Garnier’s point is that household debt was soaring to levels we’ve never seen before. In the 80s it went up a modest 10 or 12 per cent and funded that boom. In the decade before the crash it went from 100 to 170 per cent. It walloped away. And the OBR, Garnier suggested, was saying that was absolutely fine.

“We’re not describing it as fine or not fine,” Nickell said with an expert touch of high table weariness, to suggest he was addressing his intellectual inferiors. He went on to deploy 180 words of this and that – perhaps a massive anagram – to disparage the question without engaging with the substance of it.

Is our economy dependent on house prices for growth? And will it come back to demolish us if interest rates soar (what with QE)?

These are very pertinent questions. But economists are the least-best placed people to answer them.

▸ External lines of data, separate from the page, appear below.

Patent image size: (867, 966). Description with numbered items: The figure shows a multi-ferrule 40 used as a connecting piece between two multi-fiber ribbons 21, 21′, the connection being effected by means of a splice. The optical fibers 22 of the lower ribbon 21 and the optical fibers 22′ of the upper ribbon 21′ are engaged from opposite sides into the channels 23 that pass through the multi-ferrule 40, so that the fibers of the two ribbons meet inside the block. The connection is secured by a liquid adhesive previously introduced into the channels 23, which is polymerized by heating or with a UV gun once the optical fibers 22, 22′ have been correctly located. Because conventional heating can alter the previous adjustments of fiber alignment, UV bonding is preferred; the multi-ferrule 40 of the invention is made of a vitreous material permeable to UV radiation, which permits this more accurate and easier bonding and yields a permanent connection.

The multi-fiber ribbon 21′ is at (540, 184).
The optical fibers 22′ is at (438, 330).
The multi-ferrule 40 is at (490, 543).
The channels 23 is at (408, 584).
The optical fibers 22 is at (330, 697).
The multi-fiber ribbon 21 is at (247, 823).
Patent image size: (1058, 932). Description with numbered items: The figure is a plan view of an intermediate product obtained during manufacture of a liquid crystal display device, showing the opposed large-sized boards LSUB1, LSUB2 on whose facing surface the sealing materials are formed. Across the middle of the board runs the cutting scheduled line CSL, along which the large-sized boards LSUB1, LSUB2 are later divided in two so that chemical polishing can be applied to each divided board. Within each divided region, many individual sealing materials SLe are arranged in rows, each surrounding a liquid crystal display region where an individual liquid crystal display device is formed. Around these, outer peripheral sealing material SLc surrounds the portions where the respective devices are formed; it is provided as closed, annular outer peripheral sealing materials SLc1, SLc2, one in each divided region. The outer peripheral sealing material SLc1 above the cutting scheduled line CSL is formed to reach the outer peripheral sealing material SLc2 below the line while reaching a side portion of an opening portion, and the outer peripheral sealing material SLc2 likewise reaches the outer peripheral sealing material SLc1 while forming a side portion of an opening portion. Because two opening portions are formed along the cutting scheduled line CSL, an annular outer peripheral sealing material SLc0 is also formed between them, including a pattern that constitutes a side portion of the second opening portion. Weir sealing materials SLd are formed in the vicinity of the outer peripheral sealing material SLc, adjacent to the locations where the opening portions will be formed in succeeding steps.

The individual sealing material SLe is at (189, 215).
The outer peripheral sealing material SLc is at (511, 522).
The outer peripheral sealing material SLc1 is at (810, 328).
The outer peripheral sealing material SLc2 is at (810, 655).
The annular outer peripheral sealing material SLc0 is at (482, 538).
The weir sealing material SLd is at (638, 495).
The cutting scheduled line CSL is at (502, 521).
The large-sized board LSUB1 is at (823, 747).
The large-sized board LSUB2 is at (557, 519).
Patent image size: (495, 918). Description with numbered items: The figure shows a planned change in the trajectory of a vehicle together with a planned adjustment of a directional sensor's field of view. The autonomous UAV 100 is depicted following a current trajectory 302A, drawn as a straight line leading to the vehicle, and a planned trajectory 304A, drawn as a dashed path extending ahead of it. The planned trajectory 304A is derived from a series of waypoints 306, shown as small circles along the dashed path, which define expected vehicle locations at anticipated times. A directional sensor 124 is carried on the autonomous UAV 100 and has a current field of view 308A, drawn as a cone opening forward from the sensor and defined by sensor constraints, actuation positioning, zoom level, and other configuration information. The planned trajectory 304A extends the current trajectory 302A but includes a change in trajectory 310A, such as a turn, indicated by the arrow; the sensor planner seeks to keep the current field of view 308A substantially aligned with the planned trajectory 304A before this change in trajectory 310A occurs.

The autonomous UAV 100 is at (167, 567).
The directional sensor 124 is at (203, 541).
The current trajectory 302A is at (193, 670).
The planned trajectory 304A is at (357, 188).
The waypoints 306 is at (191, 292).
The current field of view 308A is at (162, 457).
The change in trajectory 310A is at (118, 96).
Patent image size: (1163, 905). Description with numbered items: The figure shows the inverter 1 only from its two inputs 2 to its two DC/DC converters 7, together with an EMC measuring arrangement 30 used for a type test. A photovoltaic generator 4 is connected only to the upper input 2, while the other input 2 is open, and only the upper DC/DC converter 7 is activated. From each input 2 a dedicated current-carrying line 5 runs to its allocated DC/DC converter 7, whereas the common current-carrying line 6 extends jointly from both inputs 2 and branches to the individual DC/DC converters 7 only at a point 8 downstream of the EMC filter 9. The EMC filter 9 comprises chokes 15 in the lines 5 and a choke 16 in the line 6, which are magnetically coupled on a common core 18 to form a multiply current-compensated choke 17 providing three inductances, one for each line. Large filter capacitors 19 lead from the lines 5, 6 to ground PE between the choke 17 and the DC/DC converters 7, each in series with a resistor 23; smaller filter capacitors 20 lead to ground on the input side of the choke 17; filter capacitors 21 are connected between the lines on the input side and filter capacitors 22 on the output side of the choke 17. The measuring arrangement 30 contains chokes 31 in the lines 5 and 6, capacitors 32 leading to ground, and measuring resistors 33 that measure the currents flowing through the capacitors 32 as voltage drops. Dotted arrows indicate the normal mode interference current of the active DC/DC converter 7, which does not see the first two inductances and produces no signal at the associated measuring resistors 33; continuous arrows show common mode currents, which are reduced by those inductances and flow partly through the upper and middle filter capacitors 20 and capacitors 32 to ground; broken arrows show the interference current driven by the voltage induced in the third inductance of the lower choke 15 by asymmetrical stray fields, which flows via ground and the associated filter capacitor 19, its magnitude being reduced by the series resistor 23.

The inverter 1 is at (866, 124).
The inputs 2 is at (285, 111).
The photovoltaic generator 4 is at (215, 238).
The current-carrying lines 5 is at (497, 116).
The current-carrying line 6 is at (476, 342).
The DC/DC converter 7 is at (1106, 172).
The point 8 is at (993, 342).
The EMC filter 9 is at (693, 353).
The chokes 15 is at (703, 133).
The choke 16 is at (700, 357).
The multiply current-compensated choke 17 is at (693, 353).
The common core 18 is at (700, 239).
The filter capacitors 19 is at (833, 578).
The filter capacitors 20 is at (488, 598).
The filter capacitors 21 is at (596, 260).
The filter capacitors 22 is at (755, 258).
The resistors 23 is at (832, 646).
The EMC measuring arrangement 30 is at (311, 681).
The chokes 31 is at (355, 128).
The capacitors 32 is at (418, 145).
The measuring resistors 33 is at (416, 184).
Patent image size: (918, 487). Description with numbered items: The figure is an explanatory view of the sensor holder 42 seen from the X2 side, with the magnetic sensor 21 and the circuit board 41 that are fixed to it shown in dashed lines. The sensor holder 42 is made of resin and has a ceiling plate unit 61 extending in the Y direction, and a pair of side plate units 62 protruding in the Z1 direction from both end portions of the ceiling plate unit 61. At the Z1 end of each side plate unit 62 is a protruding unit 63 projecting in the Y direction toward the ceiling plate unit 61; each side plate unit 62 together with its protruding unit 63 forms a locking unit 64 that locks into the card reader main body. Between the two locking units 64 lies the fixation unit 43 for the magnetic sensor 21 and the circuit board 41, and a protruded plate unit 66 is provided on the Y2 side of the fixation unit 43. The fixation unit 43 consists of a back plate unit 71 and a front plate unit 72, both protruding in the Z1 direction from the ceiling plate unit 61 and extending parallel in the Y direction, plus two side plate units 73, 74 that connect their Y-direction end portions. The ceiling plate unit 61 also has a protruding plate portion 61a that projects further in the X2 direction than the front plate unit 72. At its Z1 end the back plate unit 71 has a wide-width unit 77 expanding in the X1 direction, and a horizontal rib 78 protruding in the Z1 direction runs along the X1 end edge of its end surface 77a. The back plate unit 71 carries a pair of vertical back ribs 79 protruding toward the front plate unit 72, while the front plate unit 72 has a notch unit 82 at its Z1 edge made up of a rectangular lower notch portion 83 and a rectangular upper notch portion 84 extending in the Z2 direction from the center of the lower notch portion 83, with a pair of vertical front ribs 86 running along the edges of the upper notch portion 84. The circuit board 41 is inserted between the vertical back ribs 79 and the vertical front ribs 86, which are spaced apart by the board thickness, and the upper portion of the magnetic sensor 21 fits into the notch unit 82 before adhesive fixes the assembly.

Philosophers and anthropologists can tell us more than these dismal ning-nongs.

PS: Stephen Nickell was one of the 364 economists who signed the catastrophic letter to the Times in 1981. That letter said that there is “no basis in economic theory or supporting evidence” for the budget Howe had produced. And the recession promptly turned into the famous boom. Nickell issued an on-the-one-hand-but-on-the-other clarification of his position.

These highly-paid professionals are, essentially, gutless astrologers and need to be – what’s the modern equivalent? – humbled.